We continue to talk for a while, and soon the total comes down to $38 (which is still a lot for a teenager who barely has a job). Wanna know the sad part? I actually went inside and tried to get $40 out of the ATM. Wanna something even more sad? I didn't even know how to work the darn thing.

Alright, so you may think that I'm a loser, but I have only used my card for online purchases. I'm not a big spender, so I can usually just pay with cash. In this situation though, I was VERY thankful that I was too dumb to work an ATM.

I came back out and informed Jose that the ATM wasn't working. He got a little bit mad at me, but I didn't care. I was already going to be a lot later than I had planned. I said to him, "Are you going to be here at another time?" He replied with, "No this is the only day."

I proceeded to apologize and walk away. I spent almost the whole car ride to my concert laughing hysterically at how stupid I am.

The story, unfortunately for you, does not end there though.

This past weekend we had our senior trip. We stopped at Itopit... right next to Safeway. As our van pulls up, I scream out, "THAT'S JOSE!!! What a liar! He told me that he would only be there for one day."

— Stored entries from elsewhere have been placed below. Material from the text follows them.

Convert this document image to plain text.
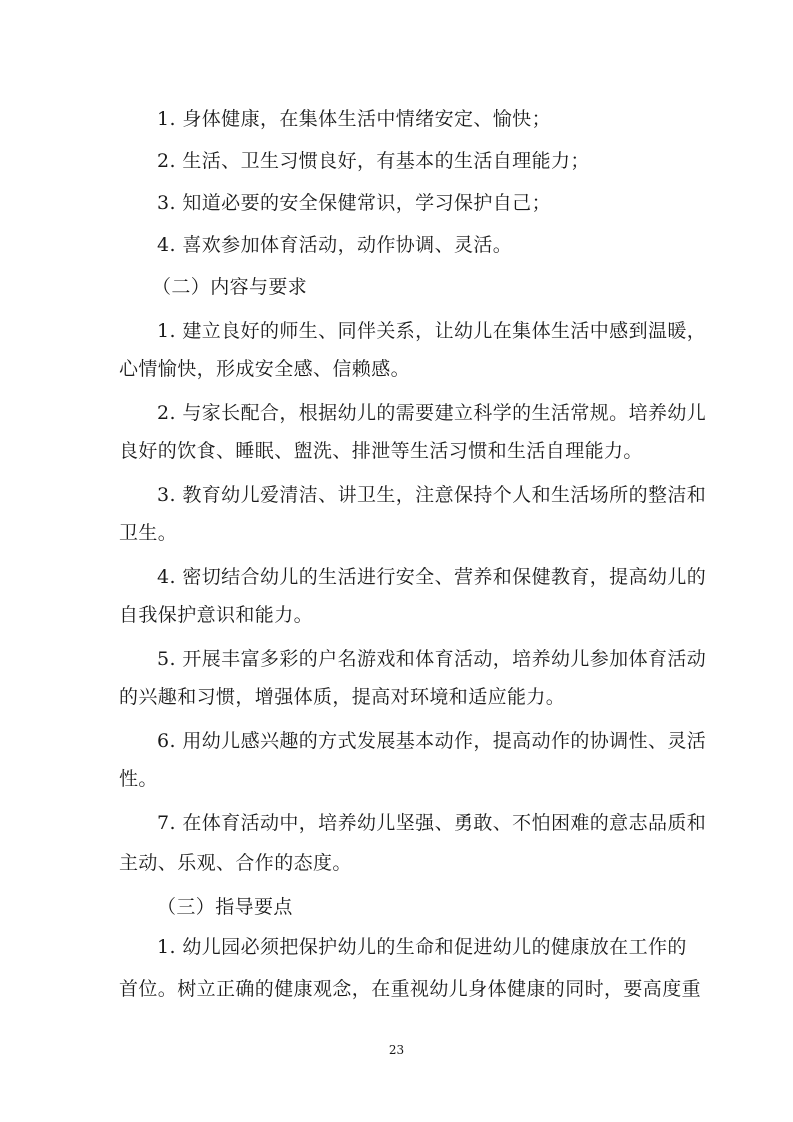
1. 身体健康，在集体生活中情绪安定、愉快；
2. 生活、卫生习惯良好，有基本的生活自理能力；
3. 知道必要的安全保健常识，学习保护自己；
4. 喜欢参加体育活动，动作协调、灵活。
（二）内容与要求
1. 建立良好的师生、同伴关系，让幼儿在集体生活中感到温暖，
心情愉快，形成安全感、信赖感。
2. 与家长配合，根据幼儿的需要建立科学的生活常规。培养幼儿
良好的饮食、睡眠、盥洗、排泄等生活习惯和生活自理能力。
3. 教育幼儿爱清洁、讲卫生，注意保持个人和生活场所的整洁和
卫生。
4. 密切结合幼儿的生活进行安全、营养和保健教育，提高幼儿的
自我保护意识和能力。
5. 开展丰富多彩的户名游戏和体育活动，培养幼儿参加体育活动
的兴趣和习惯，增强体质，提高对环境和适应能力。
6. 用幼儿感兴趣的方式发展基本动作，提高动作的协调性、灵活
性。
7. 在体育活动中，培养幼儿坚强、勇敢、不怕困难的意志品质和
主动、乐观、合作的态度。
（三）指导要点
1. 幼儿园必须把保护幼儿的生命和促进幼儿的健康放在工作的
首位。树立正确的健康观念，在重视幼儿身体健康的同时，要高度重
23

Some people know what I'm talking about as I shared the first story with them already. Others, just go with the flow. "Hi Jose! What's up?" says one of my friends. Jose, now smoking a cigarette, is confused and barely responds.

After we're done in the frozen yogurt joint, Jose's friend runs up to one of our chaperone's (almost getting hit by a car) and tries the same thing on her. Some of my classmates walk up to the chaperon and pretend to be her husband/children... just for the heck of it.

I guess the moral of this story is, don't talk to strangers that are trying to get you to buy something. Don't fall for their stupid little compliments. And always ALWAYS avoid Safeway.